Law firms saw surge in demand and profits in 2025, new report says

The U.S. legal market has experienced “a tectonic shift,” with profits per lawyer at Am Law 100 law firms increasing nearly 54% since 2019, according to a new report. (Image from Shutterstock)
The U.S. legal market has experienced “a tectonic shift,” with profits per lawyer at Am Law 100 law firms increasing nearly 54% since 2019, according to a new report from Thomson Reuters and the Center on Ethics and the Legal Profession at the Georgetown University Law Center.
The 2026 Report on the State of the US Legal Market, which was released Wednesday, also notes that changes in client expectations, regulations, the economy and technology drove a surge in legal demand over the course of last year. It shows that responding firms, which included 50 Am Law 100 firms, 58 Am Law Second Hundred firms, and 76 midsize U.S.-based firms, hit a high of 4.4% demand growth in July, while averaging 2.5% for all of 2025.
“Law firms are facing a fundamental shift in the legal industry’s economic landscape, standing at a critical inflection point where they must navigate evolving client demands, rising expenses and a necessary transformation of their operating models,” said Raghu Ramanathan, the president of legal professionals for Thomson Reuters, when announcing the report.

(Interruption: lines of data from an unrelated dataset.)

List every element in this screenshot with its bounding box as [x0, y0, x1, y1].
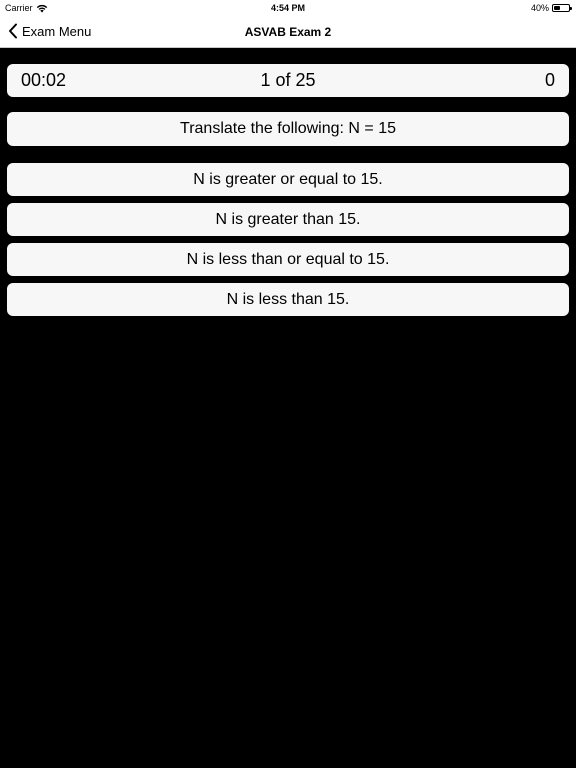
answer-option-1[interactable]: N is greater or equal to 15.: [7, 163, 569, 196]
navigation-bar: Exam Menu ASVAB Exam 2: [0, 16, 576, 48]
battery-indicator: 40%: [530, 3, 572, 13]
question-text: Translate the following: N = 15: [7, 112, 569, 146]
status-bar: Carrier 4:54 PM 40%: [0, 0, 576, 16]
battery-percent: 40%: [530, 3, 549, 13]
battery-fill: [554, 6, 560, 10]
question-progress: 1 of 25: [260, 70, 316, 90]
battery-icon: [552, 4, 572, 12]
exam-timer: 00:02: [21, 70, 67, 90]
answer-option-2[interactable]: N is greater than 15.: [7, 203, 569, 236]
page-title: ASVAB Exam 2: [244, 25, 332, 39]
status-time: 4:54 PM: [270, 3, 305, 13]
exam-status-bar: 00:02 1 of 25 0: [7, 64, 569, 97]
answer-option-3[interactable]: N is less than or equal to 15.: [7, 243, 569, 276]
exam-score: 0: [544, 70, 555, 90]
answer-option-4[interactable]: N is less than 15.: [7, 283, 569, 316]
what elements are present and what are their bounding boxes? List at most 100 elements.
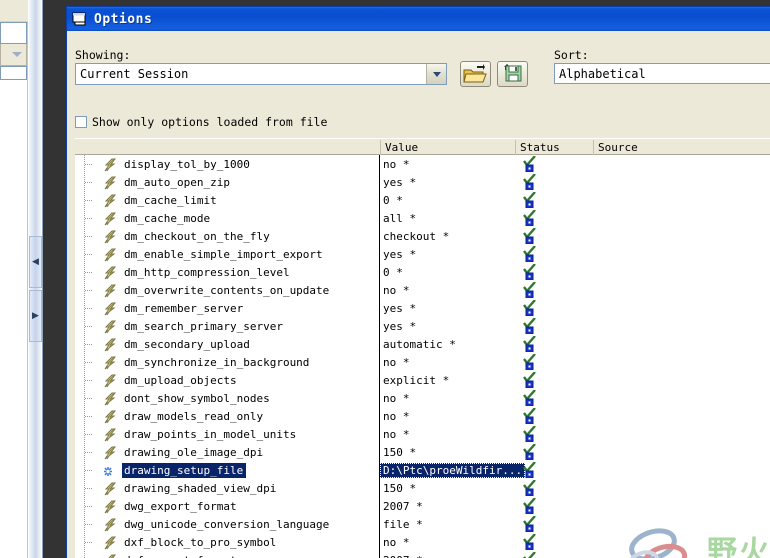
option-name-cell[interactable]: drawing_setup_file [75, 461, 378, 479]
show-only-loaded-checkbox[interactable] [75, 116, 87, 128]
option-name-cell[interactable]: dm_http_compression_level [75, 263, 378, 281]
table-row[interactable]: dm_http_compression_level 0 * [75, 263, 770, 281]
option-value-cell[interactable]: no * [380, 425, 413, 443]
option-value-label: no * [383, 157, 410, 171]
table-row[interactable]: dm_cache_limit 0 * [75, 191, 770, 209]
option-value-cell[interactable]: no * [380, 353, 413, 371]
option-name-cell[interactable]: dm_search_primary_server [75, 317, 378, 335]
save-config-file-button[interactable] [497, 61, 528, 87]
open-config-file-button[interactable] [460, 61, 491, 87]
option-value-cell[interactable]: no * [380, 281, 413, 299]
option-name-cell[interactable]: dm_cache_mode [75, 209, 378, 227]
option-value-cell[interactable]: yes * [380, 299, 419, 317]
option-name-cell[interactable]: dm_enable_simple_import_export [75, 245, 378, 263]
showing-combobox-button[interactable] [426, 64, 446, 84]
table-row[interactable]: dxf_block_to_pro_symbol no * [75, 533, 770, 551]
option-name-cell[interactable]: dm_upload_objects [75, 371, 378, 389]
option-name-cell[interactable]: display_tol_by_1000 [75, 155, 378, 173]
dialog-titlebar[interactable]: Options [67, 7, 770, 31]
table-row[interactable]: drawing_shaded_view_dpi 150 * [75, 479, 770, 497]
table-row[interactable]: dm_search_primary_server yes * [75, 317, 770, 335]
option-value-cell[interactable]: no * [380, 389, 413, 407]
option-value-cell[interactable]: file * [380, 515, 426, 533]
option-value-cell[interactable]: 150 * [380, 479, 419, 497]
option-name-cell[interactable]: dwg_unicode_conversion_language [75, 515, 378, 533]
column-header-value[interactable]: Value [380, 140, 515, 155]
table-row[interactable]: draw_points_in_model_units no * [75, 425, 770, 443]
table-row[interactable]: dm_remember_server yes * [75, 299, 770, 317]
table-row[interactable]: dm_synchronize_in_background no * [75, 353, 770, 371]
table-row[interactable]: display_tol_by_1000 no * [75, 155, 770, 173]
option-value-cell[interactable]: yes * [380, 245, 419, 263]
option-name-cell[interactable]: dm_overwrite_contents_on_update [75, 281, 378, 299]
option-value-cell[interactable]: D:\Ptc\proeWildfir... [380, 461, 526, 479]
show-only-loaded-checkbox-row[interactable]: Show only options loaded from file [75, 115, 327, 129]
sort-combobox[interactable]: Alphabetical [554, 63, 770, 84]
option-value-cell[interactable]: 2007 * [380, 497, 426, 515]
background-dropdown[interactable] [0, 44, 27, 66]
table-row[interactable]: drawing_setup_file D:\Ptc\proeWildfir... [75, 461, 770, 479]
option-value-cell[interactable]: checkout * [380, 227, 452, 245]
option-value-cell[interactable]: 150 * [380, 443, 419, 461]
table-row[interactable]: dm_overwrite_contents_on_update no * [75, 281, 770, 299]
background-field-top[interactable] [0, 22, 27, 44]
table-row[interactable]: drawing_ole_image_dpi 150 * [75, 443, 770, 461]
table-row[interactable]: draw_models_read_only no * [75, 407, 770, 425]
table-row[interactable]: dont_show_symbol_nodes no * [75, 389, 770, 407]
option-name-cell[interactable]: dont_show_symbol_nodes [75, 389, 378, 407]
table-row[interactable]: dxf_export_format 2007 * [75, 551, 770, 558]
tree-connector-icon [75, 263, 103, 281]
option-name-label: dm_enable_simple_import_export [124, 247, 323, 261]
table-row[interactable]: dm_upload_objects explicit * [75, 371, 770, 389]
option-value-cell[interactable]: no * [380, 155, 413, 173]
table-row[interactable]: dm_cache_mode all * [75, 209, 770, 227]
option-name-cell[interactable]: dm_secondary_upload [75, 335, 378, 353]
option-name-cell[interactable]: drawing_ole_image_dpi [75, 443, 378, 461]
option-value-label: 2007 * [383, 499, 423, 513]
table-row[interactable]: dm_checkout_on_the_fly checkout * [75, 227, 770, 245]
option-name-cell[interactable]: draw_models_read_only [75, 407, 378, 425]
option-name-cell[interactable]: dwg_export_format [75, 497, 378, 515]
tree-connector-icon [75, 461, 103, 479]
option-name-label: dm_overwrite_contents_on_update [124, 283, 330, 297]
option-value-cell[interactable]: all * [380, 209, 419, 227]
table-row[interactable]: dwg_export_format 2007 * [75, 497, 770, 515]
option-value-cell[interactable]: no * [380, 407, 413, 425]
option-name-cell[interactable]: dm_checkout_on_the_fly [75, 227, 378, 245]
table-row[interactable]: dwg_unicode_conversion_language file * [75, 515, 770, 533]
check-ok-icon [523, 353, 537, 371]
option-name-cell[interactable]: dm_auto_open_zip [75, 173, 378, 191]
option-value-cell[interactable]: 2007 * [380, 551, 426, 558]
column-header-source[interactable]: Source [593, 140, 770, 155]
column-header-status[interactable]: Status [515, 140, 593, 155]
column-header-name[interactable] [75, 140, 380, 155]
window-options-icon [72, 12, 88, 27]
option-value-cell[interactable]: 0 * [380, 263, 406, 281]
table-row[interactable]: dm_enable_simple_import_export yes * [75, 245, 770, 263]
option-modified-icon [103, 463, 118, 477]
option-name-cell[interactable]: dm_synchronize_in_background [75, 353, 378, 371]
background-field-bottom[interactable] [0, 66, 27, 80]
splitter-collapse-right-button[interactable]: ▶ [29, 290, 42, 342]
showing-combobox[interactable]: Current Session [75, 63, 447, 85]
option-value-cell[interactable]: yes * [380, 173, 419, 191]
option-name-cell[interactable]: dxf_export_format [75, 551, 378, 558]
table-row[interactable]: dm_auto_open_zip yes * [75, 173, 770, 191]
option-value-cell[interactable]: no * [380, 533, 413, 551]
option-name-cell[interactable]: drawing_shaded_view_dpi [75, 479, 378, 497]
option-name-cell[interactable]: dxf_block_to_pro_symbol [75, 533, 378, 551]
tree-connector-icon [75, 551, 103, 558]
option-status-cell [517, 263, 547, 281]
option-value-cell[interactable]: 0 * [380, 191, 406, 209]
option-value-label: yes * [383, 175, 417, 189]
option-status-cell [517, 389, 547, 407]
option-name-cell[interactable]: dm_cache_limit [75, 191, 378, 209]
check-ok-icon [523, 317, 537, 335]
splitter-collapse-left-button[interactable]: ◀ [29, 236, 42, 288]
table-row[interactable]: dm_secondary_upload automatic * [75, 335, 770, 353]
option-value-cell[interactable]: yes * [380, 317, 419, 335]
option-name-cell[interactable]: dm_remember_server [75, 299, 378, 317]
option-name-cell[interactable]: draw_points_in_model_units [75, 425, 378, 443]
option-value-cell[interactable]: automatic * [380, 335, 459, 353]
option-value-cell[interactable]: explicit * [380, 371, 452, 389]
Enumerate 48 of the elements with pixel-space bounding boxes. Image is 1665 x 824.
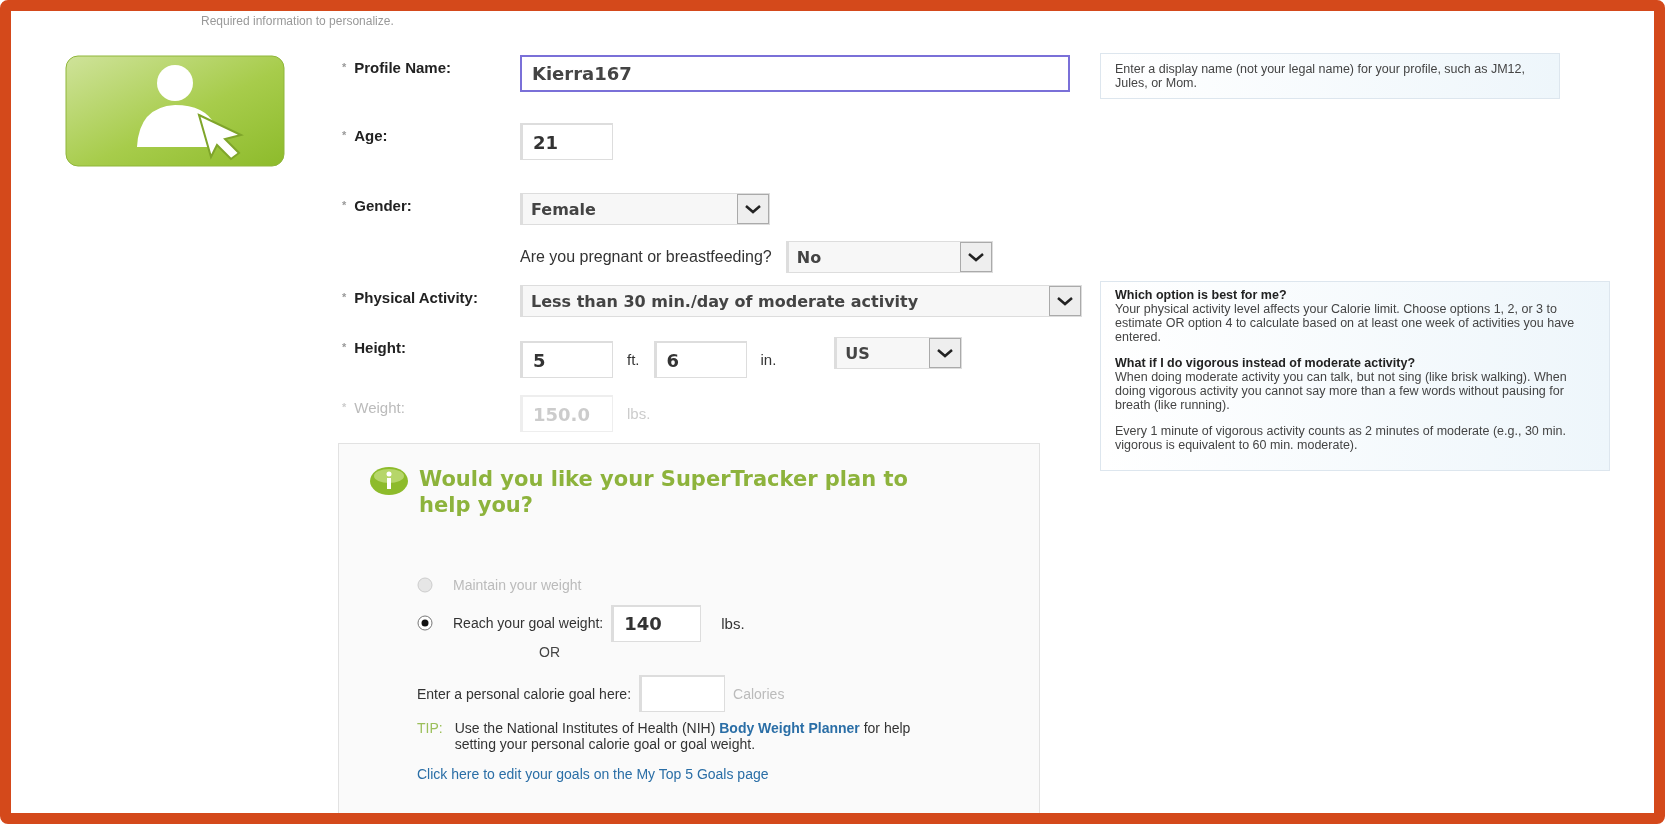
required-mark: * (342, 128, 347, 143)
help-paragraph: Every 1 minute of vigorous activity counts as 2 minutes of moderate (e.g., 30 min. vigorous is equivalent to 60 min. moderate). (1115, 424, 1567, 452)
radio-button[interactable] (417, 615, 433, 631)
tip-label: TIP: (417, 720, 443, 738)
dropdown[interactable]: Less than 30 min./day of moderate activity (520, 285, 1082, 317)
unit-label: in. (760, 351, 777, 368)
feet-field[interactable]: 5 (520, 341, 613, 378)
unit-label: ft. (627, 351, 640, 368)
question-label: Are you pregnant or breastfeeding? (520, 248, 772, 266)
field-label: Weight: (354, 399, 405, 416)
required-mark: * (342, 290, 347, 305)
help-paragraph: What if I do vigorous instead of moderate activity? When doing moderate activity you can talk, but not sing (like brisk walking). When doing vigorous activity you cannot say more than a few words without pausing for breath (like running). (1115, 356, 1568, 412)
plan-title: Would you like your SuperTracker plan to help you? (419, 466, 909, 518)
caret-icon (737, 194, 769, 224)
field-label: Height: (354, 339, 406, 356)
help-paragraph: Which option is best for me? Your physical activity level affects your Calorie limit. Choose options 1, 2, or 3 to estimate OR option 4 to calculate based on at least one week of activities you have entered. (1115, 288, 1576, 344)
caret-icon (929, 338, 962, 368)
body-weight-planner-link[interactable]: Body Weight Planner (719, 720, 860, 736)
dropdown[interactable]: Female (520, 193, 770, 225)
option-label: Reach your goal weight: (453, 615, 604, 631)
goal-weight-field[interactable]: 140 (611, 604, 702, 642)
info-icon (369, 466, 409, 496)
field-label: Age: (354, 127, 388, 144)
caret-icon (959, 242, 992, 272)
required-mark: * (342, 60, 347, 75)
required-mark: * (342, 340, 347, 355)
unit-label: lbs. (721, 614, 745, 632)
text-field[interactable]: Kierra167 (520, 55, 1070, 92)
required-mark: * (342, 198, 347, 213)
field-label: Physical Activity: (354, 289, 478, 306)
profile-user-icon (65, 55, 285, 167)
calorie-goal-label: Enter a personal calorie goal here: (417, 685, 632, 702)
option-label: Maintain your weight (453, 577, 582, 593)
unit-label: Calories (733, 685, 785, 702)
dropdown[interactable]: No (785, 241, 993, 273)
field-label: Profile Name: (354, 59, 451, 76)
field-label: Gender: (354, 197, 412, 214)
text-field[interactable]: 21 (520, 123, 613, 160)
required-mark: * (342, 400, 347, 415)
caret-icon (1049, 286, 1081, 316)
required-note: Required information to personalize. (201, 14, 394, 28)
profile-name-tip: Enter a display name (not your legal name) for your profile, such as JM12, Jules, or Mom. (1100, 53, 1560, 99)
tip-text: Use the National Institutes of Health (NIH) Body Weight Planner for help setting your personal calorie goal or goal weight. (454, 720, 912, 752)
edit-goals-link[interactable]: Click here to edit your goals on the My Top 5 Goals page (417, 766, 769, 782)
calorie-goal-field[interactable] (639, 675, 726, 712)
inches-field[interactable]: 6 (653, 341, 747, 378)
units-dropdown[interactable]: US (834, 337, 963, 369)
or-label: OR (539, 644, 560, 660)
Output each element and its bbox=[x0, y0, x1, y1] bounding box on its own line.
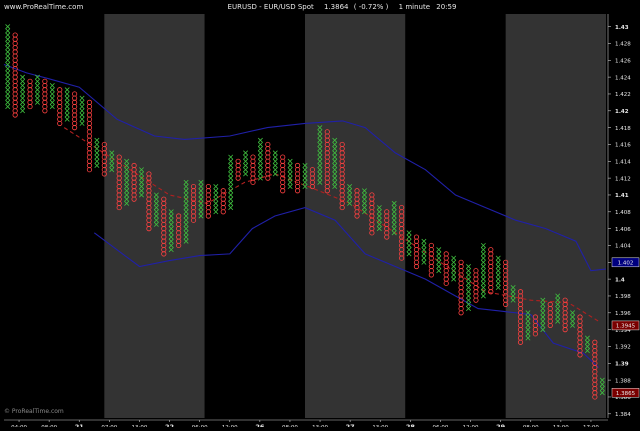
y-tick-label: 1.384 bbox=[615, 412, 631, 418]
y-tick-label: 1.388 bbox=[615, 378, 631, 384]
price-marker-label: 1.3945 bbox=[616, 324, 636, 330]
x-tick-label: 28 bbox=[406, 423, 416, 427]
y-tick-label: 1.426 bbox=[615, 58, 631, 64]
y-tick-label: 1.42 bbox=[615, 109, 629, 115]
price-change: ( -0.72% ) bbox=[354, 3, 389, 11]
y-tick-label: 1.406 bbox=[615, 227, 631, 233]
session-band-1 bbox=[4, 14, 105, 418]
chart-title: EURUSD - EUR/USD Spot 1.3864 ( -0.72% ) … bbox=[228, 3, 457, 11]
y-tick-label: 1.424 bbox=[615, 75, 631, 81]
y-tick-label: 1.4 bbox=[615, 277, 625, 283]
price-marker-label: 1.3865 bbox=[616, 391, 636, 397]
session-band-6 bbox=[505, 14, 606, 418]
session-band-3 bbox=[204, 14, 305, 418]
y-tick-label: 1.408 bbox=[615, 210, 631, 216]
y-tick-label: 1.398 bbox=[615, 294, 631, 300]
x-tick-label: 27 bbox=[346, 423, 355, 427]
x-tick-label: 26 bbox=[255, 423, 265, 427]
chart-interval: 1 minute bbox=[399, 3, 430, 11]
y-tick-label: 1.416 bbox=[615, 143, 631, 149]
y-tick-label: 1.392 bbox=[615, 345, 631, 351]
y-tick-label: 1.414 bbox=[615, 159, 631, 165]
price-marker: 1.402 bbox=[611, 257, 640, 268]
price-marker-label: 1.402 bbox=[618, 261, 634, 267]
x-tick-label: 21 bbox=[75, 423, 85, 427]
last-price: 1.3864 bbox=[324, 3, 349, 11]
y-tick-label: 1.41 bbox=[615, 193, 629, 199]
y-tick-label: 1.418 bbox=[615, 126, 631, 132]
y-tick-label: 1.428 bbox=[615, 42, 631, 48]
price-marker: 1.3945 bbox=[611, 320, 640, 331]
session-shading bbox=[4, 14, 606, 418]
x-tick-label: 29 bbox=[496, 423, 506, 427]
price-marker: 1.3865 bbox=[611, 388, 640, 398]
x-tick-label: 22 bbox=[165, 423, 174, 427]
y-tick-label: 1.404 bbox=[615, 244, 631, 250]
y-tick-label: 1.396 bbox=[615, 311, 631, 317]
site-link[interactable]: www.ProRealTime.com bbox=[4, 3, 83, 11]
chart-root: 1.384 1.386 1.388 1.39 1.392 1.394 1.396 1.398 1… bbox=[0, 0, 640, 431]
session-band-5 bbox=[405, 14, 506, 418]
y-tick-label: 1.39 bbox=[615, 361, 629, 367]
y-tick-label: 1.412 bbox=[615, 176, 631, 182]
watermark: © ProRealTime.com bbox=[4, 408, 64, 415]
y-tick-label: 1.43 bbox=[615, 25, 629, 31]
last-time: 20:59 bbox=[436, 3, 456, 11]
session-band-2 bbox=[104, 14, 205, 418]
symbol-name: EURUSD - EUR/USD Spot bbox=[228, 3, 314, 11]
chart-svg: 1.3841.3861.3881.391.3921.3941.3961.3981… bbox=[0, 0, 640, 431]
y-tick-label: 1.422 bbox=[615, 92, 631, 98]
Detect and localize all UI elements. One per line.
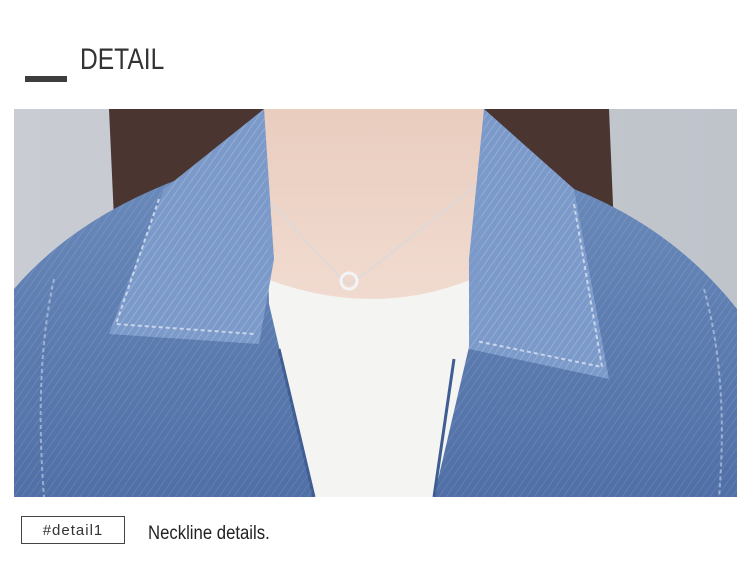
header-accent-bar	[25, 76, 67, 82]
product-detail-photo	[14, 109, 737, 497]
detail-caption: Neckline details.	[148, 523, 270, 544]
section-title: DETAIL	[80, 43, 165, 76]
detail-tag: #detail1	[21, 516, 125, 544]
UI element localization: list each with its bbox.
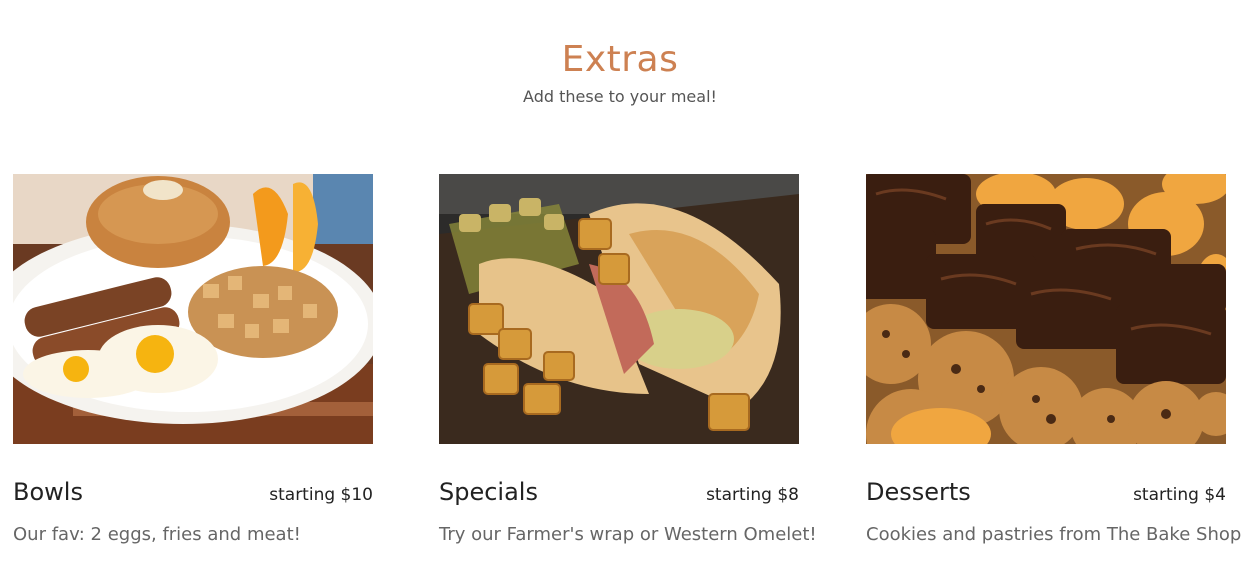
section-subtitle: Add these to your meal!: [523, 87, 717, 106]
menu-card-bowls[interactable]: Bowls starting $10 Our fav: 2 eggs, frie…: [13, 174, 373, 545]
cookies-brownies-image: [866, 174, 1226, 444]
card-name: Bowls: [13, 478, 83, 506]
menu-card-specials[interactable]: Specials starting $8 Try our Farmer's wr…: [439, 174, 817, 545]
breakfast-plate-image: [13, 174, 373, 444]
card-description: Our fav: 2 eggs, fries and meat!: [13, 524, 301, 545]
card-name: Desserts: [866, 478, 971, 506]
card-price: starting $8: [706, 485, 799, 505]
card-title-row: Bowls starting $10: [13, 478, 373, 506]
card-title-row: Specials starting $8: [439, 478, 799, 506]
breakfast-wrap-image: [439, 174, 799, 444]
card-title-row: Desserts starting $4: [866, 478, 1226, 506]
card-price: starting $4: [1133, 485, 1226, 505]
section-title: Extras: [561, 39, 679, 80]
card-description: Cookies and pastries from The Bake Shop: [866, 524, 1242, 545]
card-price: starting $10: [269, 485, 373, 505]
section-header: Extras Add these to your meal!: [0, 38, 1240, 108]
card-name: Specials: [439, 478, 538, 506]
card-description: Try our Farmer's wrap or Western Omelet!: [439, 524, 817, 545]
menu-card-desserts[interactable]: Desserts starting $4 Cookies and pastrie…: [866, 174, 1242, 545]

“The shifting landscape will unlock further demand and lead certain law firms to becoming fully tech-centric employing tech-pricing structures, as other law firms move towards being an elite, partner-heavy boutique dedicated to delivering highly specialized and bespoke legal counsel,” Ramanathan added.
Investment in technology increased by nearly 10% between 2025 and 2024 as more firms move to leverage generative artificial intelligence, according to the report. At the same time, spending on lawyer compensation jumped more than 8% compared to 2024.
“The law firms that will define the next era of legal services will be determined not by how much they invest in technology and talent but by how boldly they reimagine their entire operating model,” Ramanathan said.
The report points out that the “legal industry has a peculiar historical habit of surging just before it stumbles,” as evidenced in 2007 before Lehman Brothers collapsed and in 2021 and 2022 during the COVID-19 pandemic.
To best position themselves for the future, firms must modernize pricing models, strengthen client trust and deploy technology in measurable, valuable ways, the report suggests.